Last Modified: Friday, January 11, 2008 at 12:00 a.m.
Many people are uncomfortable thinking about or discussing care at the end of life. As the executive director of a hospice, I face these challenges every day.
My colleagues and I see the incredible benefits that hospice care provides patients, their family and caregivers who are on the journey at life's end. Dr. Jack Kevorkian's upcoming speech at the University of Florida certainly brings attention to the way society provides individuals with care at the end of life.
While Kevorkian has helped draw national attention to end-of-life issues, it is important to remember that there are other perspectives.
The National Hospice and Palliative Care Organization (NHPCO) and its member hospices such as Haven Hospice do not support Kevorkian's practices or the legalization of physician-assisted suicide. Experienced hospice and palliative care providers are effective at addressing the issues that concern Americans regarding end-of-life care and life-limiting illness.
Hospice care provides its services through the use of an interdisciplinary team of doctors, nurses, nurse's aides, social workers, chaplains and volunteers. The focus is not on curing, but on caring; living life to its fullest. Hospice care helps patients live as fully as possible, not hasten any death.
Hospice care offers pain and symptom control as well as spiritual and emotional care for patients, families and caregivers. Hospice care is about having choices; you have the right to choose quality of life until the very end of your life. Every year, thousands of hospice programs across the nation help more than one million Americans facing the end of life.
A recent study published in the Journal of Pain and Symptom Management found that patients in hospice care live longer on average than patients with similar conditions not receiving hospice care. This study contradicted an intuitive belief that entering hospice care sooner will hasten death. Some people think that joining a hospice program means giving up, but that is far from the case. Hospice care can actually extend the quality of life of patients and their families.
Haven Hospice has helped many patients and families discover very special moments - moments that might have been missed completely had people followed the practices of Kevorkian.
Hospice patients and families often find joy at unexpected times. Often it is something very simple that makes such a big difference. One patient, an avid horse lover, wanted to pet a horse one last time. Through the efforts of staff, volunteers and family, a horse was brought to the E.T. York Hospice Care Center where she was able to spend time petting and feeding it just outside the care center.

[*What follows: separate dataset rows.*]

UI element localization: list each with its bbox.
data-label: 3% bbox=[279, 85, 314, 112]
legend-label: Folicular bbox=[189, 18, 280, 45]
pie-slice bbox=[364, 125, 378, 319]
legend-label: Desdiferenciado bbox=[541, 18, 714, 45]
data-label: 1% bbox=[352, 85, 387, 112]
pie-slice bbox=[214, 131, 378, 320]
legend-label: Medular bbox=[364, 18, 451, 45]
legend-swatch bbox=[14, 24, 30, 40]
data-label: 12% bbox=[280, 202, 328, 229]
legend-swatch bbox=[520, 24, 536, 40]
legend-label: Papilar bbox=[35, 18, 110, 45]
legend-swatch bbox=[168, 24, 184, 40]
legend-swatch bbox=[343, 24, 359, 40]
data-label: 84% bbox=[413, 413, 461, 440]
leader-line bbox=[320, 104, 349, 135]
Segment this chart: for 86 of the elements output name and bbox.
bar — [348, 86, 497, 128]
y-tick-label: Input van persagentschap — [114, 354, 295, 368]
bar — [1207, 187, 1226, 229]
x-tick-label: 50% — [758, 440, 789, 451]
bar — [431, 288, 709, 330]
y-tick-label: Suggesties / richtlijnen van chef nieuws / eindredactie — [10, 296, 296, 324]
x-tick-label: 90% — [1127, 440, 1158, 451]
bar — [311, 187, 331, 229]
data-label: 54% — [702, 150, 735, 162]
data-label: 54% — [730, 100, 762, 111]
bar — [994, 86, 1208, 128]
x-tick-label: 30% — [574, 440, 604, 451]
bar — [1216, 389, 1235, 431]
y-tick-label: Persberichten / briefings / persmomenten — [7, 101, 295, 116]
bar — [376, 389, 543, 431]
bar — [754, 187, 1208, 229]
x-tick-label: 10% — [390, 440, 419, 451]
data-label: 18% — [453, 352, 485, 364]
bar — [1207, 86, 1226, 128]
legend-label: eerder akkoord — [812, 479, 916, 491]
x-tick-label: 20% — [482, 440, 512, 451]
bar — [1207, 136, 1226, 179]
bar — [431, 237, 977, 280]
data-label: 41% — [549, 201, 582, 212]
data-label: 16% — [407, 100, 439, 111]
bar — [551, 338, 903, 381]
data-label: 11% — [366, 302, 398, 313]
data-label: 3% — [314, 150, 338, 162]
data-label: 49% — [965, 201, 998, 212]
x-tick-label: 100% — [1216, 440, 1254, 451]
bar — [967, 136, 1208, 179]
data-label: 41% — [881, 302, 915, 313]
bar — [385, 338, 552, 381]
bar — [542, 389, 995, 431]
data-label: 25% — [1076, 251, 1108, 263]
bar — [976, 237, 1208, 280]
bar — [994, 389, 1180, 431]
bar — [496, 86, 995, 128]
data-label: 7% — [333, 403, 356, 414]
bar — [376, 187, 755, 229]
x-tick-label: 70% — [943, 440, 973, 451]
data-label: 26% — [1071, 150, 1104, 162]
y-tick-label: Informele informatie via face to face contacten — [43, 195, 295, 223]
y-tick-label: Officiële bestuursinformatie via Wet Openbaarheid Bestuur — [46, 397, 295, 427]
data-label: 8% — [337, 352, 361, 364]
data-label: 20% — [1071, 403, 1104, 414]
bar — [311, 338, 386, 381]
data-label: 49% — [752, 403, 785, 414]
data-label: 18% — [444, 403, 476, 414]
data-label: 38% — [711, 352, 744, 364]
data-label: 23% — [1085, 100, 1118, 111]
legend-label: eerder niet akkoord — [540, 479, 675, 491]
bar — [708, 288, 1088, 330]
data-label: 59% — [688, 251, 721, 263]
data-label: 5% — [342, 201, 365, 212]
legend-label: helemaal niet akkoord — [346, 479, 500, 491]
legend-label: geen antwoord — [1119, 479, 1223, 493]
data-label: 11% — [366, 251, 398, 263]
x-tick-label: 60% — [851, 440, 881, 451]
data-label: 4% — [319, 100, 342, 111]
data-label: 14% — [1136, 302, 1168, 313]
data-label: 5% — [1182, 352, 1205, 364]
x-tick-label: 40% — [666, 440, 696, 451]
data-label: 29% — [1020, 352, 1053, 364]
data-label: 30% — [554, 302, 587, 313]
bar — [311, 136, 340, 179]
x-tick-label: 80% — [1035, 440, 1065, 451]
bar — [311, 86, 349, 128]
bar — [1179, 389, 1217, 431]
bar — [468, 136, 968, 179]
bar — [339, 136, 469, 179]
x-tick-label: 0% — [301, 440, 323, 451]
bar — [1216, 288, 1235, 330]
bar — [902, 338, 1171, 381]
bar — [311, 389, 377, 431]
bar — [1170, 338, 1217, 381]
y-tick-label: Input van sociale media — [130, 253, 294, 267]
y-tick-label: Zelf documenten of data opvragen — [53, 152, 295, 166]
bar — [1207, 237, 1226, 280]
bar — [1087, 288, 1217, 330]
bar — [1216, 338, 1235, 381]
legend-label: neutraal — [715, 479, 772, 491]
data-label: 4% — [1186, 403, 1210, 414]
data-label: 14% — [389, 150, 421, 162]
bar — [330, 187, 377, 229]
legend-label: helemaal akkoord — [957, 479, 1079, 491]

Several patients have gotten married while in our care, and just recently, Haven Hospice cared for a couple who had been married for 58 years. They were both residents at our Suwannee Valley Hospice Care Center. They were able to stay in the same room together and fulfill their last wish of being parted only by death, which was just one day apart.
These moments, often shared with family and friends, brought joy and precious memories at a time when they were not expected.
Hospice care allows people to be at home or in a homelike atmosphere where they are most comfortable. Hospice care honors the wishes of the patient and family and provides dignity and compassion when they are needed most.
Haven Hospice encourages all people to learn more about the choices available to them. It is our belief that no one should be alone at the end of life; no one should suffer at the end of life.
When listening to Kevorkian's message Tuesday night, keep in mind there is an alternative that allows care and compassion when needed most.